Its next big original production is The Jack Cole Project, which Cullom described as a "theater piece built around dance." Playing May 3-20, it tells the story of Cole, the famed jazz dance choreographer best known for his Hollywood work on films such as Gentlemen Prefer Blondes and There's No Business Like Show Business.
(Queens Theatre, Photo Credit: Dominick Totino)
Tapping into his deep contacts in the business, Cullom is partnering on Jack Cole with his friend, the choreographer/director Chet Walker, whose WALKERDANCE company is the theater's first dance company in residence.
"This project, which he's had in his head, happened to work very well with our existing audience base," Cullom said. "With the success of CHIX 6, it became a very logical next step for us to do."
He is using a second stage in the building -- a 99-seat black box space called the Studio Theatre -- to institute other changes. The Studio Theatre will be used to develop and showcase new plays and musicals, especially from the first- and second-generation immigrant communities in Queens, he said.

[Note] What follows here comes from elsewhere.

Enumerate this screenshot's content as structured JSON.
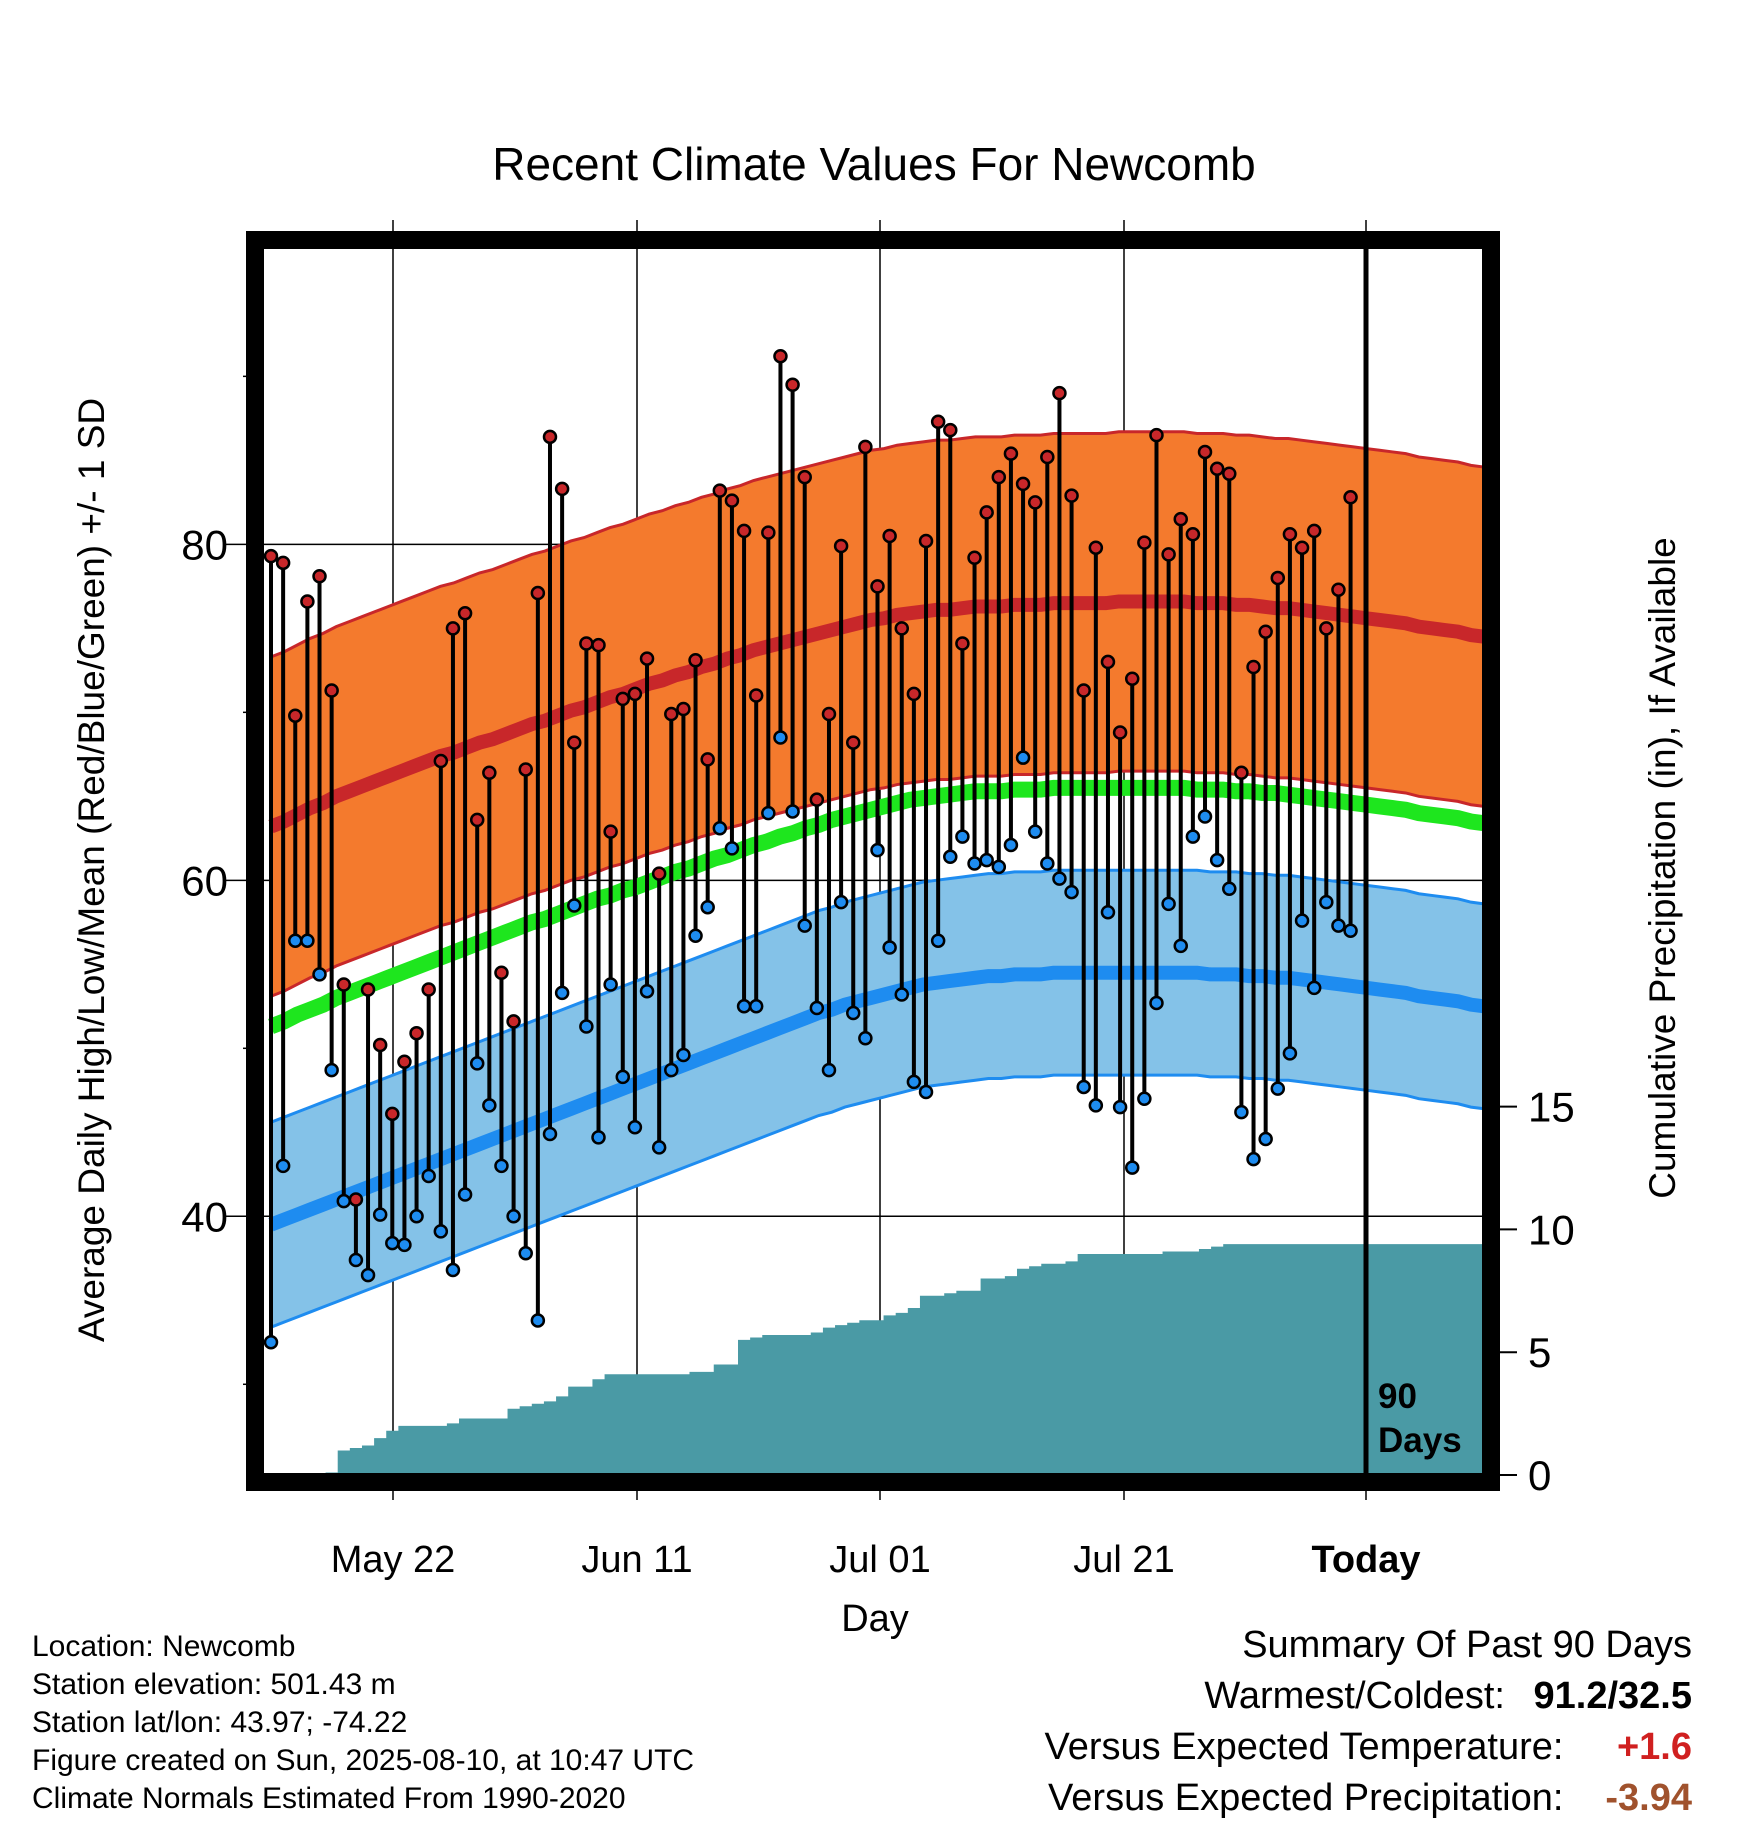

"There's a whole great hotbed of creativity that we're trying to tap into," Cullom said. He hopes to add a translation service, which is still to be worked out, to that stage so that plays written in Spanish or other foreign languages can be performed for an English-speaking audience.
He also is bringing in new material from outside the city. In February, the Studio Theatre will present Spent, a Canadian play Cullom saw at the Edinburgh Fringe Festival.
"It's a beautiful, poignant piece of theater that I thought needed a bigger audience," he said. "It's about the financial crash of 2008 and its ongoing effects on two 'any-men.' It's just two brilliant performers -- one who is very reminiscent of Charlie Chaplin and one who is very reminiscent of Buster Keaton."
Cullom is not daunted by the theater's location in the middle of a park in the middle of Queens. In the New Year, he plans to open a free trolley service from neighborhoods such as Astoria and Forest Hills as a way to get people to the theater on performance nights.
He said the Brooklyn Academy of Music did something similar when it started -- offering bus service from Manhattan to its performance space -- amid similar skepticism that anyone would ever venture to Fort Greene for a cultural experience. And while he said he was not trying to recreate a BAM in Queens, he did see a parallel.
"I think they were very successful at harnessing the energy of that neighborhood and that borough and reflecting it on their many stages," Cullom said. "And that's our mission, to bring the eyes of the world to Queens and to bring Queens to the rest of the world."